Eimskip: Bleak outlook for 2011
The Icelandic shipping company Eimskip said it had first quarter net profit of 5.8 million euros ($8.3 million) compared to 1.3 million euro in the same 2010 period, but the company’s president said he was not optimistic about the outlook for the remainder of the year.
Revenue was 90.2 million euros ($128.7 million) for the first 2011 quarter compared to 79 million euros in the first quarter of 2010.
Eimskip's total liner transport volume in the first quarter decreased 3 percent, but its international reefer forwarding services increased 7 percent.
The company said profit was above expectations due to better collections of an outstanding loan that had previously been fully written off.

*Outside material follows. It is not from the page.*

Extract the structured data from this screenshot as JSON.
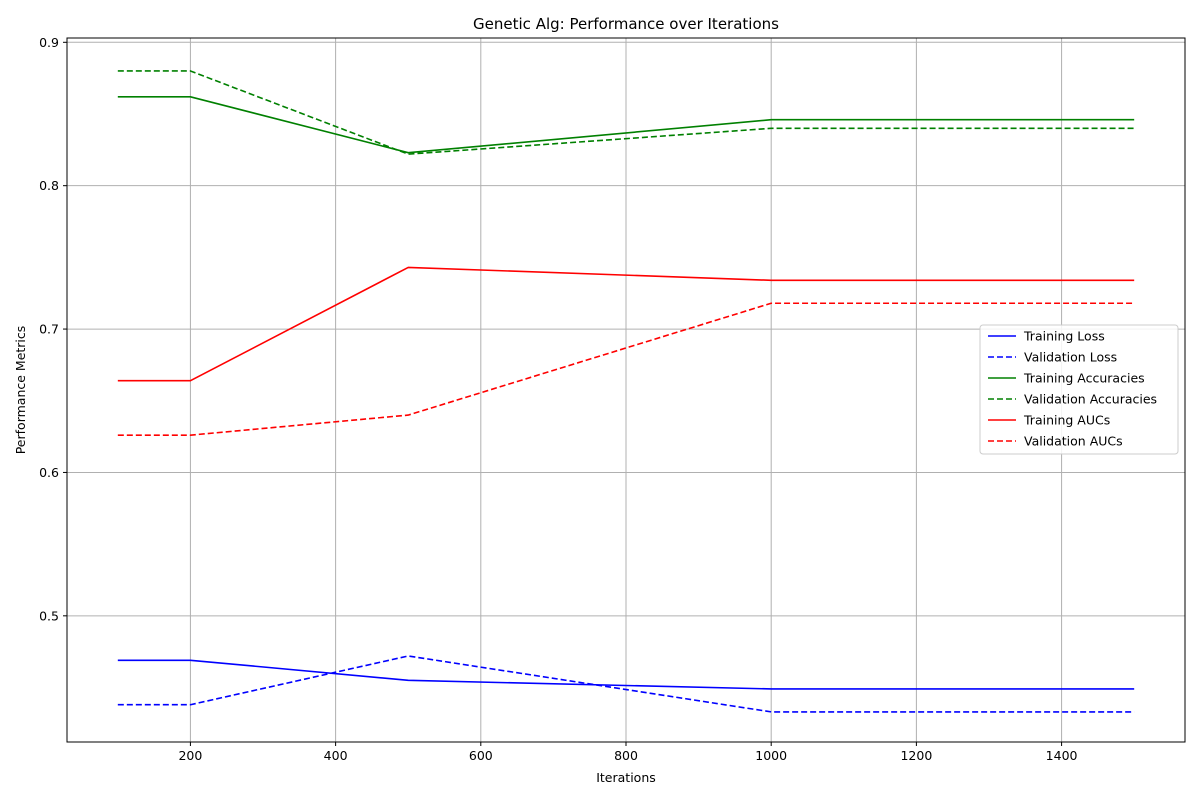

It said profit from regular operations, on the other hand, was below expectations, largely due to the cost from the grounding of a ship Godafoss off the coast of Norway in mid-February, and the decrease in liner transport volume.
The Godafoss grounding is one of Eimskip's largest insurance claims in recent years, although the company is thoroughly insured to meet such setbacks. In spite of that, Eimskip said it will have a direct cost of around 500,000 euros from the accident.
Gylfi Sigf'sson, president and chief executive officer, said liner volumes fell in both Iceland and in the Faroe Islands. “The outlook for 2011 does not give much cause for optimism, with no foreseeable increase in transport volume,” he said.
Another Eimskip ship, Reykjafoss, ran aground in the port of Argentia, Newfoundland, last month, but the company said expenses will have “minimal effect” on second quarter earnings.
“It appears that we are facing another recession period in transport volume in the North Atlantic, since the economy continues to stall despite our hopes of the opposite. Eimskip's customers in Iceland are also facing decrease in income and adversity in financing their inventories. The recent salary agreements between Icelandic Workers Unions and the Employers Association will also affect the operational results of Icelandic companies and no large scale projects are due to start in Iceland,” Sigf'sson said.
Eimskip has operations in 16 countries, with 19 vessels and around 1,250 employees, 730 in Iceland.